尾山広平

尾山広平


▦ プロフィール

2012/3/18

尾山広平(おやま こうへい)1978年生まれ。愛知県在住。ヨガ指導者。愛知県でヨガ教室を開き、悠々自適に暮らしている。著書に『自分を大切にするヨガの本質>著書紹介』『悟りの書』『解説ヨガ・スートラ』『解説般若心経』『ヨガの八支則』『ハタ・ヨガの修行法』『ヨガの太陽礼拝』がある。

伸びや欠伸、身体が季節の変化に順応しようとする働きを促すなど、身体が身体自身を調整しようとする生体反応を活用すると言う考えを基本に、ヨガの指導をしている。


▦ 挨拶

みなさん、お元気さまです。尾山広平です。普段の指導中、「身体の声に耳を傾け、身体の声に耳をすませていきましょう。」なんて偉そうに? 申しておりますが……。自分自身も修行まっ最中の身であり、まだまだこれからだということを伝えておきます。少し人間離れしている? 仙人っぽい? かもしれませんが(笑)

「修行」って聞くと、何だか堅苦しく感じられる人もいるかもしれませんが、私のいう修行とは、「自分自身を苦しめている”心の働き”を止めていくこと」。簡単に言うとそういうことです。つまり修行が進むということは、苦しみが減るということです。あくまで修行の目的は、幸せに楽しく生きることなんです。

これまでには他人に自分の意見を押し当てたり、他人を変えようとしたりして、嫌な気分になる時期もありました。また急激に食生活を変えるなど、身体の声を無視して身体を弱らせたりもしました。そんな曲がりくねりな体験をしていく中で、身体と心を整える方法を学んでいくことになりました。それは、幸せに生きるための身体と心の使い方を”知識として”獲得したという段階です。

やがて心は他人の声や、身体の声にしっかり耳を傾けて行こうと、向きを変えていきました。今はその向きに数歩だけ歩き始めたところとでもいえましょうか……。本当にこれからです。今後その知識をみなさんと共有し、そして自分自身も生活の中で実践していくことで、より生きた言葉(知識)をみなさんに伝えることができるように、そしてよりいっそう自分自身もますます幸せな時間を過ごせるように、日々楽しく精進したいと思っています。どうぞよろしくお願いいたします。

2011年5月20日 尾山広平


▦ ヨガに出会うまで

人はなぜ存在し、生きているんだろうか? 宇宙が存在するとはどういうことなんだろうか? そんな哲学的思索は子供の頃から興味を持ち続ける。しかし、「そんなことはきっと科学がいくら進歩しようが、誰が考えようが、答えの出るはずのないことだ。
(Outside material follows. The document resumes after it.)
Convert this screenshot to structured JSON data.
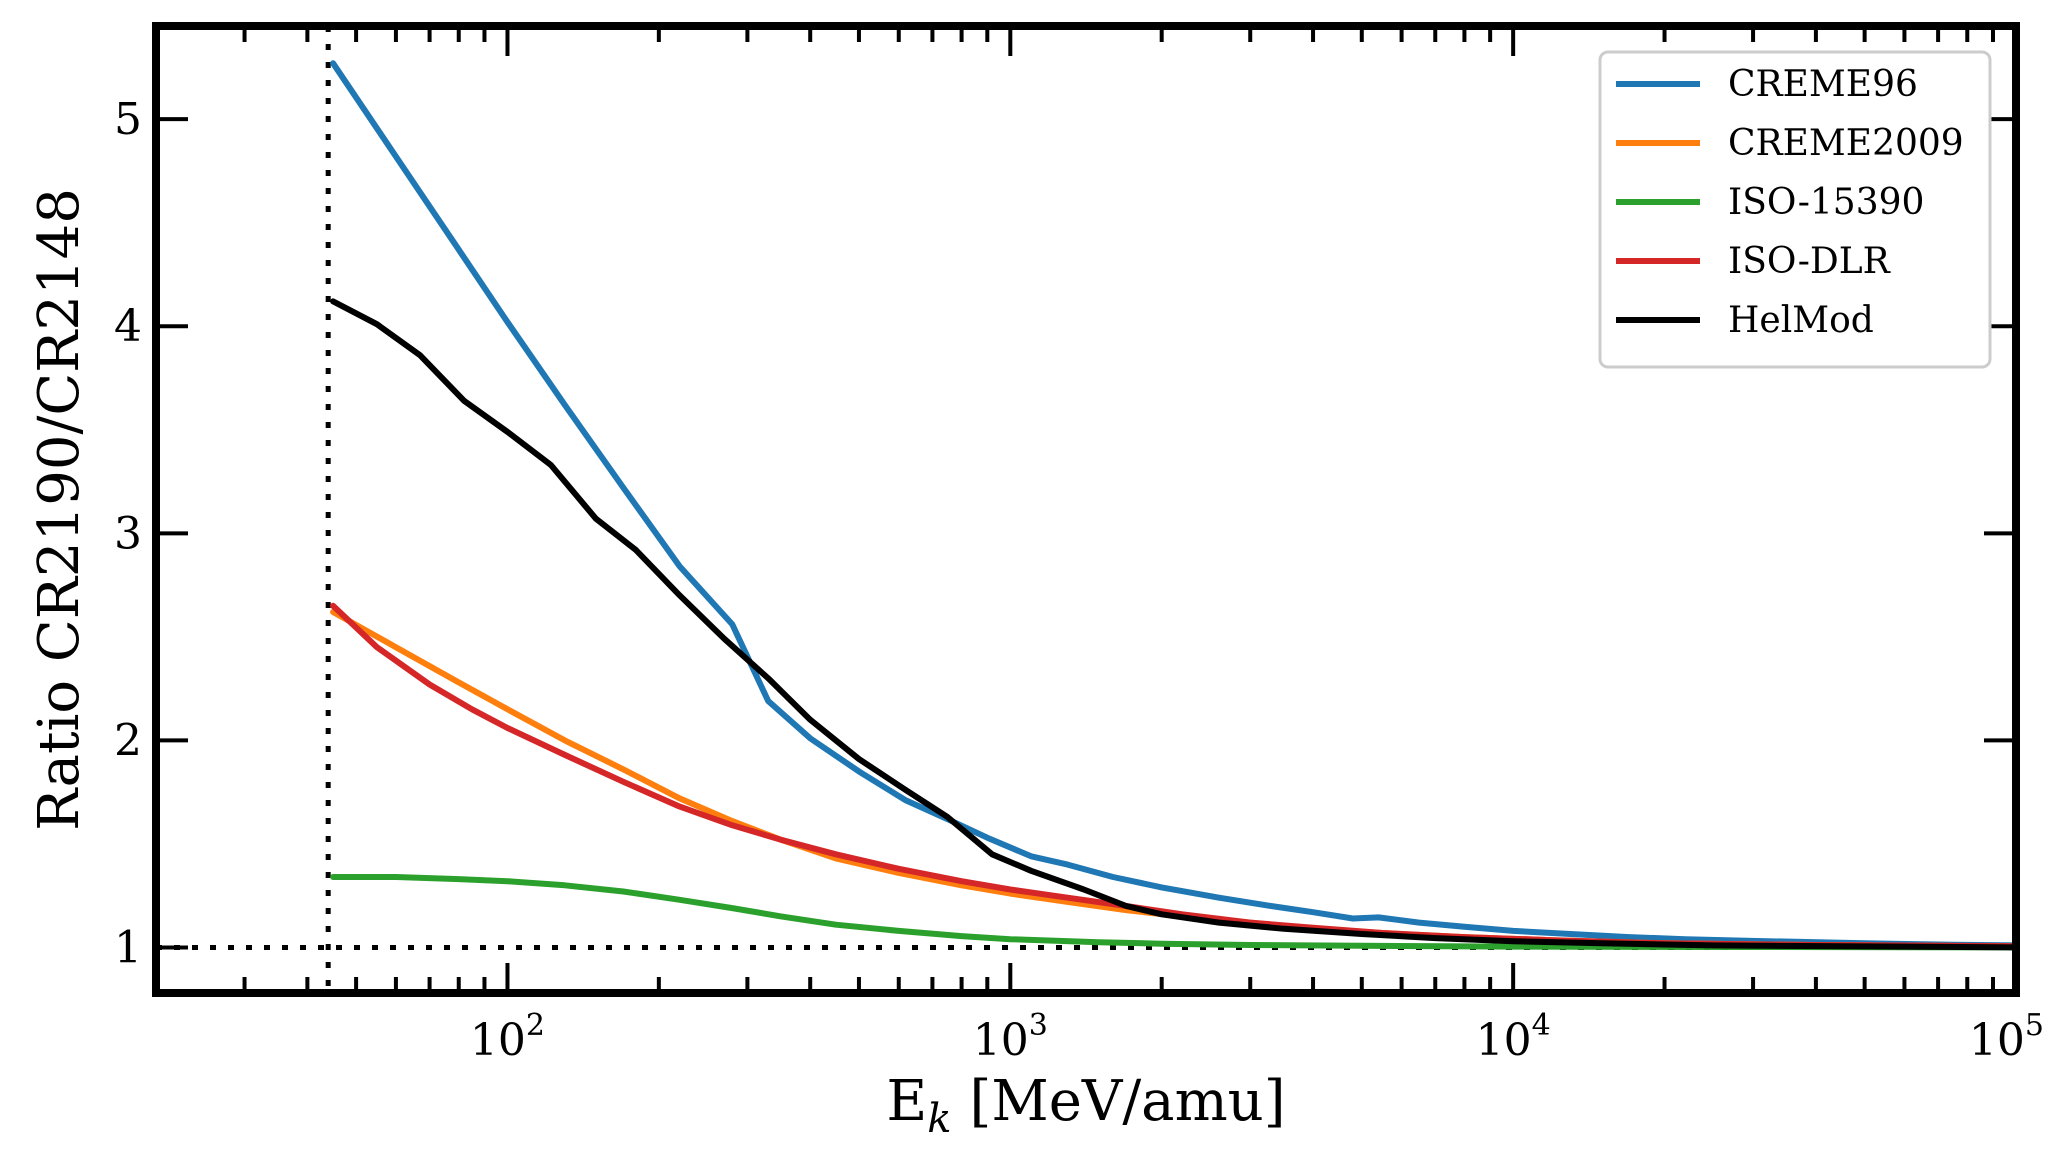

」ということには子供の頃から気付いており、モノの見方、考え方は、まったく唯物的な人間に育っていく。「考えても分からないのだから、人生を、そして今を楽しむしかない!」 そんな方向にシフトしつつ、宇宙の仕組みや、不可思議なことにはとても好奇心がくすぐられ、興味が尽きることはない。

ある日、家にあった一冊のとある合氣道の本を読むことになる。興味を持った思考君は、さっそく道場へ行く。実際に、先生から伝わる抵抗のできない不思議な力? を目の当たりにし、衝撃を受ける。そこでの合氣道の練習として、呼吸法や意識の用い方を重点的に行う中で、何でこんな練習をするのだろう? と心に疑問が湧き、呼吸法や瞑想法などの本を読んでいくようになる。

本の中には「宇宙意識と一つになる」だとか意味はそこまで分からないようなことが書いてはある。「むむむっ! なんだか良く分からないが、人は瞑想を通して自分や宇宙が存在する理由を知ることができるのか!? 「悟り」っていうのは実際にあるものなのか!?」ということを頭で知っていき、子供の頃から気付いていた――考えても答えの出るはずのないこと――は、まさに――考えなければ答えが出る? ――ということを知り、人生に対する大きなシフトチェンジを迎えることになる。

そうこうして、色々な本を読むようになりつつ、瞑想を実習することで、自分が最も知りたかったことを知ることができると思い始める。そしてまた瞑想本の中にはやはり「ヨガ」という言葉がちょくちょく出てくるので「瞑想法の起源はインド発祥のヨガにあるようだ、であれば「ヨガ」を学ぶことにしよう」と思い、ヨガの門を叩くことになる。